In the 1970s, EJ's baseball team won three state titles, in 1971, 1972, and 1978. In 1971, EJ beat Broadmoor 8–1 to win the 4A title. EJ repeated as 4A state champs in 1972, defeating Neville 3–2. In 1978, EJ won another 4A title, beating West Monroe by a score of 3–1.

==Notable alumni==

- Micah Blunt (class of 1978): basketball player who was the first Louisiana player to be selected to the McDonald's All-American Game Blunt was drafted in 1982 by the Los Angeles Lakers.
- Joe Brockhoff (class of 1956): head baseball coach at Tulane University from 1975 to 1993. Brockhoff also played baseball in the New York Yankees organization.
- Matthew Brunson: guitarist for the bands Crowbar and Kingdom of Sorrow
- John T. Curtis, Jr.: second-winningest head coach in high school football history at John Curtis Christian School
- Harlan Davis (class of 1986): Track & Field and American football standout. Set several Louisiana High school track records at the time. One still stands to this day that he set in 1985, he is the La State record holder for Class 4A 200m dash with a time of 21.09sec. Went on to compete in the 1988 Olympic trials in Indianapolis and reached the quarterfinal rd of the 200m. Also was a 1991 5th rd NFL draft selection by the Seattle Seahawks.

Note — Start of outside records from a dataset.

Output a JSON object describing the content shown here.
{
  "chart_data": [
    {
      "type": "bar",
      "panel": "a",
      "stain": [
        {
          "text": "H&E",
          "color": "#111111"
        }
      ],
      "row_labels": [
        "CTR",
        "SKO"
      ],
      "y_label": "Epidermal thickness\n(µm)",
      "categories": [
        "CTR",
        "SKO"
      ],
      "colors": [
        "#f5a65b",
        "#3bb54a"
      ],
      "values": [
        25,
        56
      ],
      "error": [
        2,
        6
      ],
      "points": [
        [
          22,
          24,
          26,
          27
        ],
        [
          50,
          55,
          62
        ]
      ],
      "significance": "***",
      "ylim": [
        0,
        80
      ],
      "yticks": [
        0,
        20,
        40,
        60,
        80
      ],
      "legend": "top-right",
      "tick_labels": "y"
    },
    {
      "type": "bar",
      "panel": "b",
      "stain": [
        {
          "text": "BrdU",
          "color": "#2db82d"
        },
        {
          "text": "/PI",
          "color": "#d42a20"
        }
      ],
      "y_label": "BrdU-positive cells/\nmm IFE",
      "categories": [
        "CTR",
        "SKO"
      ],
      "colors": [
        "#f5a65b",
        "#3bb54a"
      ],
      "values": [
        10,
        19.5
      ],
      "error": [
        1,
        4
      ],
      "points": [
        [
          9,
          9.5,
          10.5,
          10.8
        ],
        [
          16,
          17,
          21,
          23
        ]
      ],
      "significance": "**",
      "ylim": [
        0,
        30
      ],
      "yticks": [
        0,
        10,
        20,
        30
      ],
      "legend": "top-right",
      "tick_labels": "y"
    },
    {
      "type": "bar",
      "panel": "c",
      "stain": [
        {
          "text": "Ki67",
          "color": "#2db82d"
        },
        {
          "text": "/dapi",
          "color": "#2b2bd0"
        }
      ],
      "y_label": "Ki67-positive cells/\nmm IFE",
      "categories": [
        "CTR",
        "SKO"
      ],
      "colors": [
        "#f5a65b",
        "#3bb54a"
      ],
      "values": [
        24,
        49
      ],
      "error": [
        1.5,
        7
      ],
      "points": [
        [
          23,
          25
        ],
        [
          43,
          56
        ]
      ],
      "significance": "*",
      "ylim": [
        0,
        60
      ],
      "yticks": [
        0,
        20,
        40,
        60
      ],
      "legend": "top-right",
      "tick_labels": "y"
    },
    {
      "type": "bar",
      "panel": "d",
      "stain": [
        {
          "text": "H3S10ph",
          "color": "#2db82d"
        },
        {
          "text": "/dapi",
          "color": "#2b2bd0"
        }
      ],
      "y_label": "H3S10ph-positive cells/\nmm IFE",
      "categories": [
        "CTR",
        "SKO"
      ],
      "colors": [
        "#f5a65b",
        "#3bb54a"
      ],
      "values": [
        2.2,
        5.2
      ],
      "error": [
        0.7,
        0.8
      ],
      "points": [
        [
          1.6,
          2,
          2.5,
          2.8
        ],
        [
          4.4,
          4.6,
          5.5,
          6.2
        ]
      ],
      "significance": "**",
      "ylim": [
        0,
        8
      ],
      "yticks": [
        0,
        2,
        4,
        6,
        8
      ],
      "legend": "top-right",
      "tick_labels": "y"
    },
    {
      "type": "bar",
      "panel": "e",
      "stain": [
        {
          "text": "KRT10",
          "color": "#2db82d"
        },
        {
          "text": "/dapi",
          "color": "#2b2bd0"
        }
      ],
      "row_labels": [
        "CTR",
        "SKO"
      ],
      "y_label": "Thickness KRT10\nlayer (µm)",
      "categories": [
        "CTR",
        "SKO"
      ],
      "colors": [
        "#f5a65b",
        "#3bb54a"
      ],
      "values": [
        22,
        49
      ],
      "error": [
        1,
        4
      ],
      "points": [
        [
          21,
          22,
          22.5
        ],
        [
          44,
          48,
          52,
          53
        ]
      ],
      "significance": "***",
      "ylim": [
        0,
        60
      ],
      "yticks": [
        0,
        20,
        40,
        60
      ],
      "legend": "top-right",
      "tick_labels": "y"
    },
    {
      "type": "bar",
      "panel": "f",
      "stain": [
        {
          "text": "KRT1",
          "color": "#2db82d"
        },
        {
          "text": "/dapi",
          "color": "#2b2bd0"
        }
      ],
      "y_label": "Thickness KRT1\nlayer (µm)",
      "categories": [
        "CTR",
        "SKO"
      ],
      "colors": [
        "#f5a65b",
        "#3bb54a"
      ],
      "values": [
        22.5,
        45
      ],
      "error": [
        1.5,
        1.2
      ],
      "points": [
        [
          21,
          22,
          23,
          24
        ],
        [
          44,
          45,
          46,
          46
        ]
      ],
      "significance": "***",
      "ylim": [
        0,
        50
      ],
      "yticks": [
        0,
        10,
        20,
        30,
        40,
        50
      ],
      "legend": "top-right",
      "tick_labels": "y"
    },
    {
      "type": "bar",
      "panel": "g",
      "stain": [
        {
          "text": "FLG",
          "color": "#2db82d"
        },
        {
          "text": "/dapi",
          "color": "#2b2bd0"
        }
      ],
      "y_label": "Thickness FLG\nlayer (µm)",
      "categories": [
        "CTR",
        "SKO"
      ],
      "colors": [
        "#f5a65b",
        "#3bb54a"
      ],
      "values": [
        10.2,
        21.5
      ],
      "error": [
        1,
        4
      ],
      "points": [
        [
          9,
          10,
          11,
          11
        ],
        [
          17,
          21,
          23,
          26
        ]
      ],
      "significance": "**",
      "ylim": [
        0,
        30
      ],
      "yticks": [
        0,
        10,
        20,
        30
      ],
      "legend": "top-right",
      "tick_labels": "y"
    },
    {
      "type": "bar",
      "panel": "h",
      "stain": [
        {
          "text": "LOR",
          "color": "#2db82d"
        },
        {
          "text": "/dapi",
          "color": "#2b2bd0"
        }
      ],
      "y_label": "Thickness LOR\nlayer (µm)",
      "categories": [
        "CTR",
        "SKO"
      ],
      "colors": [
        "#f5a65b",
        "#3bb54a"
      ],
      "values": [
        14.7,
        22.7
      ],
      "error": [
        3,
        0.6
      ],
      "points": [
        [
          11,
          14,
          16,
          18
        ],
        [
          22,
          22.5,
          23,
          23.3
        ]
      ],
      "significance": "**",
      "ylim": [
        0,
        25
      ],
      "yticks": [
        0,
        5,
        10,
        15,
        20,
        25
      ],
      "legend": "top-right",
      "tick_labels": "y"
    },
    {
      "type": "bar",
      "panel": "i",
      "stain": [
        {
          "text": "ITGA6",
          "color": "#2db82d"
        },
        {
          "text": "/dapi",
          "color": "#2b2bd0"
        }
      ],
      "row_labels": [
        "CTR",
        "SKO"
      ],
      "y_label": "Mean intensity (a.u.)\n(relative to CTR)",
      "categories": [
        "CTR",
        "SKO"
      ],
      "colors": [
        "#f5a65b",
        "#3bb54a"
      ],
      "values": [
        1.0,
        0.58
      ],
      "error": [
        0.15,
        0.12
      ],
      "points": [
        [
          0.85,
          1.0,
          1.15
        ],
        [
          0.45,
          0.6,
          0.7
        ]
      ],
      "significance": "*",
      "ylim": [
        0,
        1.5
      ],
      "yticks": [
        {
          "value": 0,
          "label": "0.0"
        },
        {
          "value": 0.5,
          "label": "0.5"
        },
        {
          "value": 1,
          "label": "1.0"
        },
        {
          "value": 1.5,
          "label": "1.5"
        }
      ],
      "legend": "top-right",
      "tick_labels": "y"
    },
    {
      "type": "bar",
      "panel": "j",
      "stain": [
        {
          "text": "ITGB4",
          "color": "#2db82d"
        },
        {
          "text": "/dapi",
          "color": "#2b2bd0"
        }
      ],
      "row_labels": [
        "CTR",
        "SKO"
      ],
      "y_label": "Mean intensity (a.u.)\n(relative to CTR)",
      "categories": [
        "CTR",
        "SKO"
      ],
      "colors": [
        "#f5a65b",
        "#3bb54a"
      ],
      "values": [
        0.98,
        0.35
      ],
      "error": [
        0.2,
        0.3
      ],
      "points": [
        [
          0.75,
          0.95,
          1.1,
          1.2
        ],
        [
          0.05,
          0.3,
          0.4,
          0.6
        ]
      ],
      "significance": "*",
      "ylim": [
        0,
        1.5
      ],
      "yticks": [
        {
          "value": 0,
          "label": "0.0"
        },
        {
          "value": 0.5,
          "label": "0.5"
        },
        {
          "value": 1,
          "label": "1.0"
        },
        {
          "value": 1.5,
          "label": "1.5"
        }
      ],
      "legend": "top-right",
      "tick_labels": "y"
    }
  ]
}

- Randy Hilliard (class of 1985): American football defensive back who played in the National Football League
- Bunny Matthews: music journalist and cartoonist, best known for his characters Vic and Nat'ly
- Mike Miley (class of 1971): athlete known for being a two-sport athlete playing quarterback and shortstop at LSU. Shortstop for the California Angels from 1975 to 1976, until his death in 1976 at the age of twenty-three. Airline Park Playground was renamed in his honor.
- Neil Reed (class of 1994): most recognized for his choking incident with coach Bob Knight while attending Indiana University. He was named Louisiana Player of the Year in 1994 and was a two-time state MVP.
- John Schroder (class of 1979): state representative from St. Tammany Parish
- Otis Smith: former NFL cornerback and defensive assistant coach for the New England Patriots of the National Football League
- Julie Skinner Stokes (class of 1988): State Representative from Jefferson Parish
- Glynn Sudbery (class of 1960): gay activist
- Dwight Walker (class of 1977): football running back for Nicholls State University. Drafted in the 4th round by the Cleveland Browns as a RB and WR from 1982 to 1984. Played for the New Orleans Saints as a WR in 1987.
- Marty Wetzel (class of 1977): football player for Tulane University then drafted in the 10th round by the New York Jets in 1981–1982
- Barry Raziano: major league pitcher with the Kansas City Royals and California Angels.